We must begin earlier, build on the amazing capacities of children to learn during this period, and confront legal, tax, and budgetary policies that are barriers to change. We have created the current education systems, and only we can change them to enhance their potential.
I had a responsibility to harness my experiences over fifty years, and to pay back part of my debt to the individuals and public policies that made me who I am today. The origins of this book are deeply personal and based on values of sacrificing for future generations and the power of social networks.
It’s February 2017, and a new administration is settling into the White House. How should they approach early education in the United States? What should their first few steps be?
A national administration and the new president have the bully pulpit. S/he can change mindsets, how we think about policies and programs in education. A new narrative is desperately needed in early learning. I’m trying to start that in First Things First!
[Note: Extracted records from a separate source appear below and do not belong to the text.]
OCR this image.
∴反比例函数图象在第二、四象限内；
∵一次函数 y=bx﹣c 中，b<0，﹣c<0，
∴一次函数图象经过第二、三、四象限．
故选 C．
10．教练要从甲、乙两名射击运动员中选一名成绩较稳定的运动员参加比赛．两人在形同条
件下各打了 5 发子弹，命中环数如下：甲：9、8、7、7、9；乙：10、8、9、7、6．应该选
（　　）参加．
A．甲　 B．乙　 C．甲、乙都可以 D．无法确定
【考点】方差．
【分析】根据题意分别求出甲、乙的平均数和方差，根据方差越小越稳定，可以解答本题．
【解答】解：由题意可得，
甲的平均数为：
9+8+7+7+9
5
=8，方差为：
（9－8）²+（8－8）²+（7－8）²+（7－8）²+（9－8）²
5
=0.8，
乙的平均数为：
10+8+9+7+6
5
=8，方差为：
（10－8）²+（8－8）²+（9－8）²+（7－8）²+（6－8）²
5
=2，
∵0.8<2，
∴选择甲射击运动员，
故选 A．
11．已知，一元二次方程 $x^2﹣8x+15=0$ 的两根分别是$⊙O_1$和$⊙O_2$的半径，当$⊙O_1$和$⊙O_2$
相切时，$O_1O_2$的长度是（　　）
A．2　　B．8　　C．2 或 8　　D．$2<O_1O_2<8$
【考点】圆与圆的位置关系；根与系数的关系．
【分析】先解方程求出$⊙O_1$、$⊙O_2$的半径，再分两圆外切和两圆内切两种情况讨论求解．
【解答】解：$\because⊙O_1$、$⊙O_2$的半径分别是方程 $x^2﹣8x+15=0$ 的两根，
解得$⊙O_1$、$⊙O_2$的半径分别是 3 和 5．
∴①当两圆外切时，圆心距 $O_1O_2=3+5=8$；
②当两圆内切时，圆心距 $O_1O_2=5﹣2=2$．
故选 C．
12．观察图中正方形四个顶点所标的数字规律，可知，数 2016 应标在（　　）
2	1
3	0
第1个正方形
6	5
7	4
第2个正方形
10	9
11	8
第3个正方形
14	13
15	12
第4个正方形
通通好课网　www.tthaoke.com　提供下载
Education is primarily a state responsibility. ESSA cements this for the future. However, one opportunity for a new presidential administration is to clean up Head Start. We do not need all of its thousands of regulations. Another is to select political appointees for the Departments of Education and Health and Human Services who understand the importance of the PreK–3rd grade connections, and do not partake in the warfare between the two galaxies of early learning and K–12. We need bridgebuilders, dot connectors, intersectoral mavens, etc., between early ed and K-12 education.
Small amounts of discretionary funding, both existing funds and those yet to be authorized, could be used as levers to build toward a new system, rather than supporting the current ones. This strategy comes from my work as a private grantmaker. With the right people in place, the federal agencies can play this role. There is readiness for change at the local level, but innovators need support.
None of these things requires much money, but, together, could set the table for a time when funds might be available, and can create conditions for increased funding in the future.
There’s some public appetite for rethinking how we develop skills and knowledge through our education system. For instance, we’ve spent years trying to connect the end of K–12 education (high school graduation) with college and careers. Now, lo and behold, free higher education has taken off in public discourse. That is, we’re learning to think of higher education as a part of a linked, unified system of public education — not as something we tack onto the end as a supplement for some.
Free universal pre-K should be at that same level. I do not think it is there yet. Right now, it’s still something we think of as a separate prologue to the K–12 grades, rather than as an essential part of our education system. Obviously, we have work to do to create a PreK–college education system to prepare all for lifelong learning.